Bilhassa NSU ağı ortaya çıktıktan sonra, bu ağdaki sadece küçük bir bölümünün hukuki olarak hesaba çekilmesi bir hukuk devleti olarak örnek gösterilen Almanya için tam bir hayal kırıklığıdır. Katiller ne ceza alırsa alsın elbette kayıplar geri gelmeyecek ancak şu an için geldiğimiz noktada ne ailelerin yaraları sarılmış ne burada yaşayan Türkiye kökenlilere güven verilmiştir. NSU cinayetlerinin ortaya çıkmasından davanın bitmesine kadarki süreçte hukuk devletine olan güveni derinden yara almıştır.
Göçmenler Yine Avrupa Kapılarında Ölüyor
Avrupa Birliği ülkelerine geçmek isteyen göçmenlerin dramı devam ediyor. Şimdi de Belarus-Polonya sınırında binlerce göçmen sonunun ne olacağını bilmeden soğuk ve açlıkla mücadele ederek bekliyor. Bu göçmenler arasında kadınlar ve çocuklar da var ve maalesef bir göçmen çocuğun ölümü ile bölgedeki ölüm sayısı 9’a yükseldi. Soğuk kış günlerinde ölümler ve hastalıklar daha fazla insanın hayatının karartmadan Avrupa ülkeleri bu insanları kabul edip etmeme tartışmalarını bir kenara bırakarak, onlara acilen yardım elini uzatmanın yollarını aramalıdır. Vicdan taşıyan hiç kimse bu drama sessiz kalamaz.
Balkanlar’da Geç Olmadan
Son dönemlerde Bosna Hersek’te toplum huzurunu bozacak açıklamalar gündeme geldi.
Ülkede Sırp Cumhuriyeti (Republika Srpska)’nin kendi ordusunu kurma ve Bosna Hersek devlet kurumlarından ayrı bir yapılanmaya gitme adımlarını atmasını endişe ile takip ediyoruz.
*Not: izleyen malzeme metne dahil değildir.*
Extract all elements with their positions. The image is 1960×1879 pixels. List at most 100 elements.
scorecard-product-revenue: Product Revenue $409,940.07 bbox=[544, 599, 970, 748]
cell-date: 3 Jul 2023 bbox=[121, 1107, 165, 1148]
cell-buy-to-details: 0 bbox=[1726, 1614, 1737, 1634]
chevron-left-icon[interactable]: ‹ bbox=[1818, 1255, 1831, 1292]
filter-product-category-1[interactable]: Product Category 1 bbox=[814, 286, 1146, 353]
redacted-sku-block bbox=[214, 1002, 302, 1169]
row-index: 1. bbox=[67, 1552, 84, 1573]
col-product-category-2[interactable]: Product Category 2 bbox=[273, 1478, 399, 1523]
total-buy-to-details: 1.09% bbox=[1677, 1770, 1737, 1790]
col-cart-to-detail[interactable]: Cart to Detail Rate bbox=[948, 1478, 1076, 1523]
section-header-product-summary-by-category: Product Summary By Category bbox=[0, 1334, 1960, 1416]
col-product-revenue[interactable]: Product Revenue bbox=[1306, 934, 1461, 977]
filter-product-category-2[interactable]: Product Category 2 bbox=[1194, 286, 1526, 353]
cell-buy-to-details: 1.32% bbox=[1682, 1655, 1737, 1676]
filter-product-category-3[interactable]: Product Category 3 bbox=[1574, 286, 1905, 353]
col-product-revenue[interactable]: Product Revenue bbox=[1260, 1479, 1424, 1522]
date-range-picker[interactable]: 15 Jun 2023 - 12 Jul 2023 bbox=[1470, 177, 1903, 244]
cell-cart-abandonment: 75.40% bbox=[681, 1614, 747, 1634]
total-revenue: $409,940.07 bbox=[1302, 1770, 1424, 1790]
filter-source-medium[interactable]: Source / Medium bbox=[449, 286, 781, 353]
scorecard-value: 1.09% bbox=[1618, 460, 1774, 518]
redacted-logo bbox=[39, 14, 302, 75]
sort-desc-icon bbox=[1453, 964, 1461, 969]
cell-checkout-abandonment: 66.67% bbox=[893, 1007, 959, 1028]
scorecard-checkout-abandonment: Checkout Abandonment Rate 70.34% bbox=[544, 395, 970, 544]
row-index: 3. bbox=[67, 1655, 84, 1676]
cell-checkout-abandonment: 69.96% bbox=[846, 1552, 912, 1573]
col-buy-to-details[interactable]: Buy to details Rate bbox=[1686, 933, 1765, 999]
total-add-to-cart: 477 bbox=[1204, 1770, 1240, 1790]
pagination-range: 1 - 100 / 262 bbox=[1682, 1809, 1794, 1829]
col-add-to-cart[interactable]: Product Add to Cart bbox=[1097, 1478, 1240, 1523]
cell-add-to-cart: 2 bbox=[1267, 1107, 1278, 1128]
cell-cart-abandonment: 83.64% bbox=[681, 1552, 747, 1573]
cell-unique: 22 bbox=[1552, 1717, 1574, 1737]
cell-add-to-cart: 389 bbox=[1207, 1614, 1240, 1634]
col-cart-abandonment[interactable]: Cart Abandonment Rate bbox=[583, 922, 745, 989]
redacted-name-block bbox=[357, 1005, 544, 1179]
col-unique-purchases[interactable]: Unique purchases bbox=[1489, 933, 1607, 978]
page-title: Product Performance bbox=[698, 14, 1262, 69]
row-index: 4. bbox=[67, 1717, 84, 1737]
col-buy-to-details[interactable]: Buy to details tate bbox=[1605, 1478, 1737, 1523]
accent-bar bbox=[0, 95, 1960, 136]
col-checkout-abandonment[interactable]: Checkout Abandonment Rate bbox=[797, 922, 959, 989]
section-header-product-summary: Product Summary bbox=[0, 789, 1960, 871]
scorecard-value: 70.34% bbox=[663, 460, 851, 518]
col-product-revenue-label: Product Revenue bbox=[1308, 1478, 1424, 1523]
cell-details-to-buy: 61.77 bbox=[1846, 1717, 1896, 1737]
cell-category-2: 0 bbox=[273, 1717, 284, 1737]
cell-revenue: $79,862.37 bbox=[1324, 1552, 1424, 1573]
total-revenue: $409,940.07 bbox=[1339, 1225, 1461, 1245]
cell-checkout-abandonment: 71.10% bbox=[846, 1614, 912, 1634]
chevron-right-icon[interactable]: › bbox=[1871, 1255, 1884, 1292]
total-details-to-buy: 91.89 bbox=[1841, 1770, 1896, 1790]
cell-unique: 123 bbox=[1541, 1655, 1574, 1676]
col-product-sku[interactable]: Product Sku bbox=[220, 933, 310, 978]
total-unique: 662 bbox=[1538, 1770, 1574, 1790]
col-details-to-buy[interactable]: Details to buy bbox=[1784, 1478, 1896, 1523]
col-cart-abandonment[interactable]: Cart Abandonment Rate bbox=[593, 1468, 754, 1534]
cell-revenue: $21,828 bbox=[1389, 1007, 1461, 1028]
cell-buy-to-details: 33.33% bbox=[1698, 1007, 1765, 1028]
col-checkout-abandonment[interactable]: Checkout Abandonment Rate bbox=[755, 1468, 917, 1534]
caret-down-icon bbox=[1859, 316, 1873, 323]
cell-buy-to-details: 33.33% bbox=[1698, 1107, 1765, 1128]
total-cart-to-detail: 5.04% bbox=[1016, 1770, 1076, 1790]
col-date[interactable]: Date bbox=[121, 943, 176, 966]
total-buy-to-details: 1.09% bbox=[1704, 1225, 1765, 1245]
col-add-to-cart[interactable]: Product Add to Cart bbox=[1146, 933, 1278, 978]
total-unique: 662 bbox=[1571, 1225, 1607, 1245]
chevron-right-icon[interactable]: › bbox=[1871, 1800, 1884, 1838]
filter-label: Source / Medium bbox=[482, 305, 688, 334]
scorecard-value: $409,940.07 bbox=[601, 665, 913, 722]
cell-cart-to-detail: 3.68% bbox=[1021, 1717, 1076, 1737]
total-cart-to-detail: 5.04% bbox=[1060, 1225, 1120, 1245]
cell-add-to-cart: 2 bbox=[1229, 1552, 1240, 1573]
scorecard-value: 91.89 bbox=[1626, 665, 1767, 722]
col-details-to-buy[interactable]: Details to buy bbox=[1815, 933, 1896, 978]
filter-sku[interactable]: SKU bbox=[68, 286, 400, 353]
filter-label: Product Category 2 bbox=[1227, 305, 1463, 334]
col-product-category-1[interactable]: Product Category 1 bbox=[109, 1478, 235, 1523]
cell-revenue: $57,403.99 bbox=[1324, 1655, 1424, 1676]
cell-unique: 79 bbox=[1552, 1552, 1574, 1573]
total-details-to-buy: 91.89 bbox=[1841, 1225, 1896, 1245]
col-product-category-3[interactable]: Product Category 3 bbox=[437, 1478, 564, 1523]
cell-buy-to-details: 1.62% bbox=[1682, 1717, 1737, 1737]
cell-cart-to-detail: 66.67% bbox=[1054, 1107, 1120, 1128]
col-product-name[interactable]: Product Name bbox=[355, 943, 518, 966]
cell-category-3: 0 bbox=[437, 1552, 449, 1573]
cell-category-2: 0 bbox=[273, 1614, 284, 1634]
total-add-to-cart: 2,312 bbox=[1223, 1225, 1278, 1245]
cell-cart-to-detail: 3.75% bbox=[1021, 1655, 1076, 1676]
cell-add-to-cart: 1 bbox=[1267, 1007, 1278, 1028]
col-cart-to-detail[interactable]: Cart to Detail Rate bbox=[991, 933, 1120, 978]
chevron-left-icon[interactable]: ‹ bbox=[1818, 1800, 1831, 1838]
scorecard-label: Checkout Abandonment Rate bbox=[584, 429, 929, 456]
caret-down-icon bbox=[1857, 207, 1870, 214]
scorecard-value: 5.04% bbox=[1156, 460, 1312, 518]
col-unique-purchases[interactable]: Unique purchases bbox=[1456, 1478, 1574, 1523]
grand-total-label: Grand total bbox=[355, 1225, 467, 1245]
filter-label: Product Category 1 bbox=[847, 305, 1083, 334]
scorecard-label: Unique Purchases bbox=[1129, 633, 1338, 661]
Bosna Hersek Devlet Başkanlığı Konseyinin Sırp üyesi Milorad Dodik bu yönde tehditvari açıklamalar yapmaktadır. Balkanlarda çok geç olmadan, yeniden kan dökülmeden bu girişimler uluslararası boyutta ciddiye alınmalıdır. Bosna Hersek’in Boşnak ve Hırvat yurttaşlarının ve bölgedeki tüm halkın kalıcı huzur ve barış içinde yaşaması teminat altına alınmalıdır.